As far as I can tell, the following MRE conforms to the relevant documentation:
import polars
df = polars.read_excel(
"/Volumes/Spare/foo.xlsx",
engine="calamine",
sheet_name="natsav",
read_options={"header_row": 2},
columns=(1,2,4,5,6,7), # columns 0 and 3 are not needed
)
print(df.head())
The issue here is that the documentation states that for the columns
parameter:
Columns to read from the sheet; if not specified, all columns are read. Can be given as a sequence of column names or indices.
Clearly, a tuple is a sequence. However, running this code results in an exception as follows:
_fastexcel.InvalidParametersError: invalid parameters: `use_columns` callable could not be called (TypeError: 'tuple' object is not callable)
Further research reveals that the required callable should return bool
. So:
def colspec(c):
print(type(c))
return True
I then change the read_excel
call to include columns=colspec
.
The program now runs without exception and reveals that the parameter passed is a class of type builtins.ColumnInfoNoDtype
.
Unfortunately, I can't find any documentation for that type.
Is the documentation wrong? How is one supposed to used polars.read_excel
to load only certain specific columns?
When you use Calamine, which is the default engine and which you've specified explicitly, the docs say (emphasis mine):
this engine can be used for reading all major types of Excel Workbook (
.xlsx
,.xlsb
,.xls
) and is dramatically faster than the other options, using thefastexcel
module to bind the Rust-based Calamine parser.
This corresponds with what the error message tells you:
_fastexcel.InvalidParametersError: invalid parameters: `use_columns` callable could not be called (TypeError: 'tuple' object is not callable)
^^^^^^^^^^ ^^^^^^^^^^^
This isn't an error from read_excel
itself; the columns
argument is being passed through to fastexcel
. Looking at fastexcel
's docs, we can see the use_columns
parameter defined as:
use_columns: Union[list[str], list[int], str, Callable[[ColumnInfoNoDtype], bool], NoneType] = None,
(This is also where the ColumnInfoNoDtype
type is defined, it's again not part of polars
itself.)
and described as:
Specifies the columns to use. Can either be:
None
to select all columns- A list of strings and ints, the column names and/or indices (starting at 0)
- A string, a comma separated list of Excel column letters and column ranges (e.g.
“A:E”
or“A,C,E:F”
, which would result inA,B,C,D,E
andA,C,E,F
)- A callable, a function that takes a column and returns a boolean
Here we can see that, as well as the Callable[[ColumnInfoNoDtype], bool]

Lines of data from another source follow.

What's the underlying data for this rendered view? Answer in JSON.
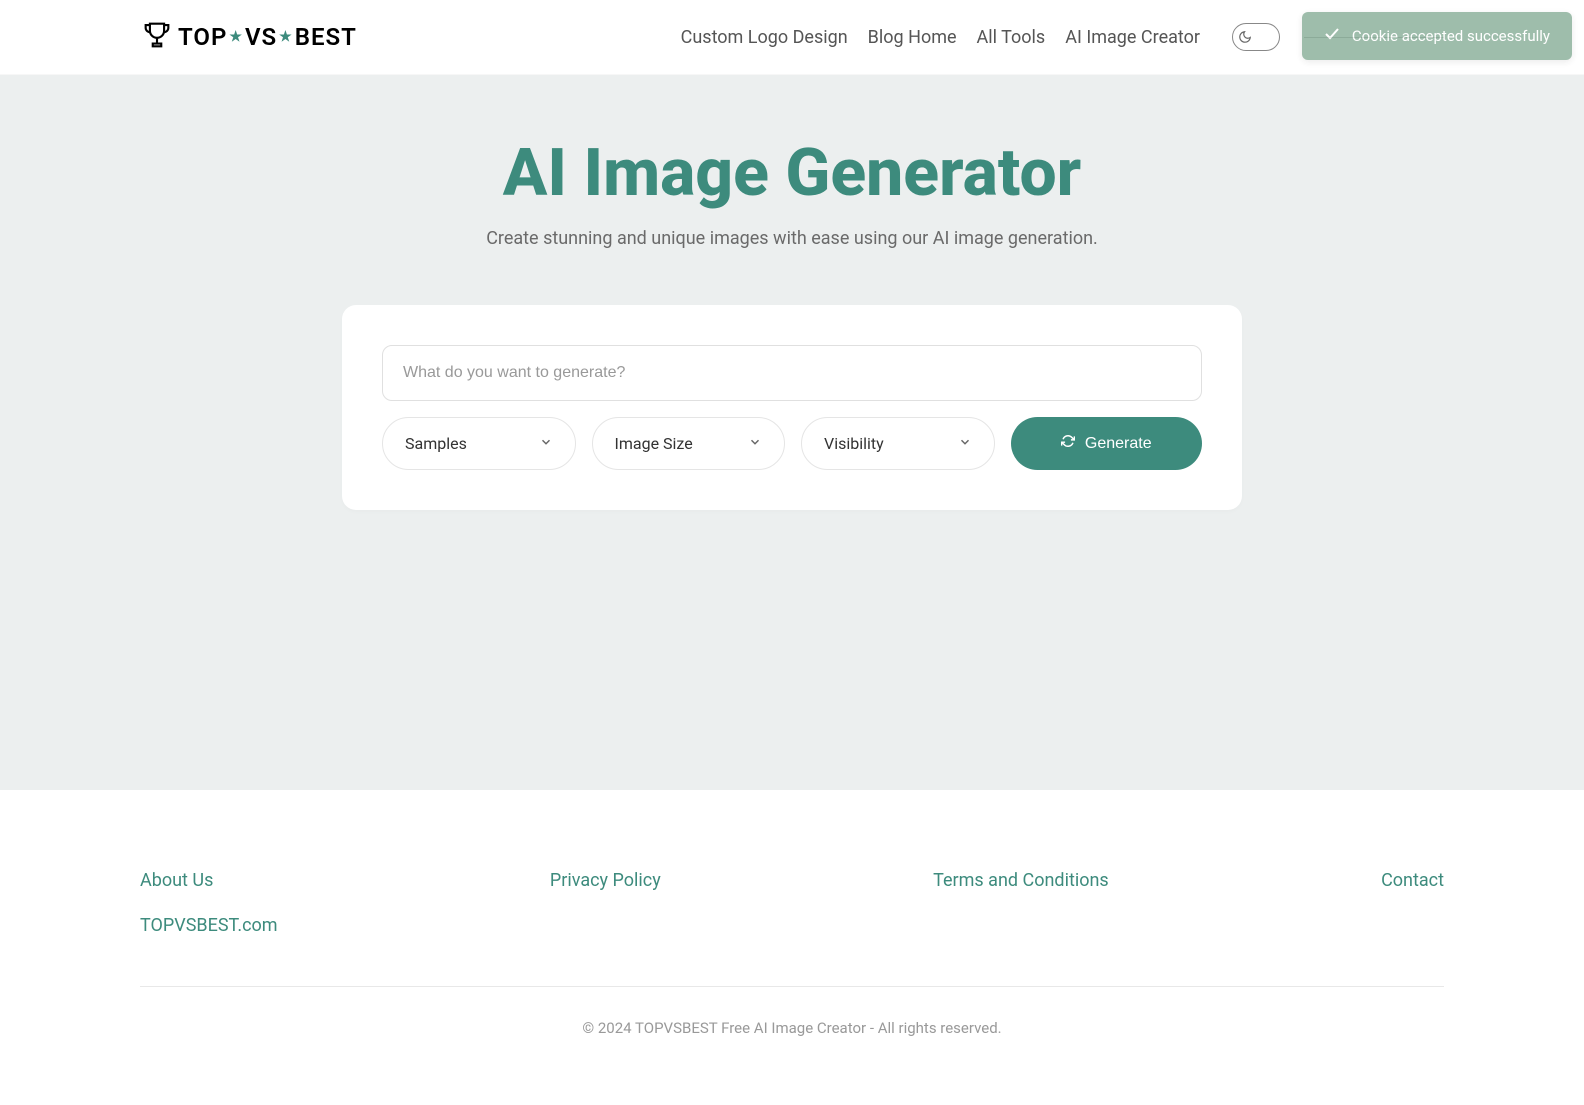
{
  "logo": {
    "text_parts": [
      "TOP",
      "VS",
      "BEST"
    ]
  },
  "nav": {
    "items": [
      "Custom Logo Design",
      "Blog Home",
      "All Tools",
      "AI Image Creator"
    ]
  },
  "hero": {
    "title": "AI Image Generator",
    "subtitle": "Create stunning and unique images with ease using our AI image generation."
  },
  "form": {
    "prompt_placeholder": "What do you want to generate?",
    "dropdowns": {
      "samples": "Samples",
      "image_size": "Image Size",
      "visibility": "Visibility"
    },
    "generate_label": "Generate"
  },
  "footer": {
    "links": {
      "about": "About Us",
      "privacy": "Privacy Policy",
      "terms": "Terms and Conditions",
      "contact": "Contact",
      "home": "TOPVSBEST.com"
    },
    "copyright": "© 2024 TOPVSBEST Free AI Image Creator - All rights reserved."
  },
  "toast": {
    "message": "Cookie accepted successfully"
  }
}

type your input is apparently being interpreted as, there are list[int]
and list[str]
options - not Sequence
, which would include tuple
.
Presumably the issue in the polars
docs is that how exactly these things are going to be interpreted depends on which engine they're going to - they're trying to describe the general inputs, but in this case it seems that the engine is looking for a list specifically.